Aircoookie opened this issue · comments

Thanks for the amazing library @forkineye!
This is not an issue, but rather an enhancement suggestion.
I've got a quite complex sketch called WLED for controlling WS2812b LEDs.
For ESP8266 at least, memory is very limited and using over 4kB of heap just for the buffer was not acceptable in my use case. So I removed the ring buffer and instead added a callback to the ESPAsyncE131::parsePacket function that calls a method which directly writes the data to the LED output buffer. This reduces the memory usage of the library by 4466 bytes (buffers for 7 universes aka 1190 RGB LEDs).
It seems to work perfectly, at least for this use case.

Just wanted to let you know! If you are interested, here is my fork. (please note that I also removed the stats and error analysis code, as it was not relevant for my project)

Maybe the library could be enhanced by allocating 0 ring buffers, but instead have the user specify a callback.
The only real drawback I see with this is that all the processing has to be done in the callback, so doing anything time-intensive with the packet is of course not going to happen from system context. Are there other reasons for why you implemented the ring buffer?

Thanks once again for your hard work, this library is very useful!

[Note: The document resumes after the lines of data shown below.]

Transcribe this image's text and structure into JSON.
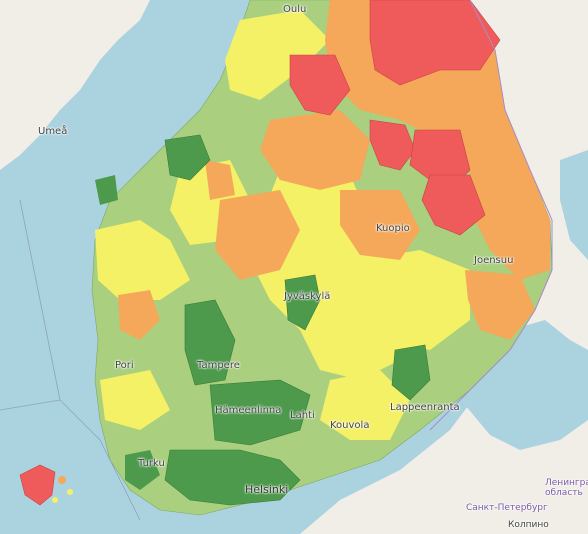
{
  "map": {
    "legend_colors": {
      "dark_green": "#4e9a4c",
      "light_green": "#a9cf7f",
      "yellow": "#f4f167",
      "orange": "#f5a85a",
      "red": "#ef5a5a",
      "water": "#aad3df",
      "land": "#f1eee8"
    },
    "labels": {
      "oulu": "Oulu",
      "umea": "Umeå",
      "kuopio": "Kuopio",
      "joensuu": "Joensuu",
      "jyvaskyla": "Jyväskylä",
      "tampere": "Tampere",
      "pori": "Pori",
      "hameenlinna": "Hämeenlinna",
      "lahti": "Lahti",
      "kouvola": "Kouvola",
      "lappeenranta": "Lappeenranta",
      "turku": "Turku",
      "helsinki": "Helsinki",
      "leningrad": "Ленинград\nобласть",
      "spb": "Санкт-Петербург",
      "kolpino": "Колпино"
    }
  }
}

The biggest reason is as you stated, to get it into a buffer for external processing and out of the callback. Makes dealing with things like pixel grouping, zig-zag, gamma, color order, brightness, etc... all a little cleaner and things can get dicey with fresh pixel data coming in every 25ms. I initially added the ringbuffer back in the non-async version of this library to get around processing problems and input overflow, but never tried going back to writing directly to the output buffer once I did the async version. Plus, ring buffers just make good sense when dealing with communication processing pipelines.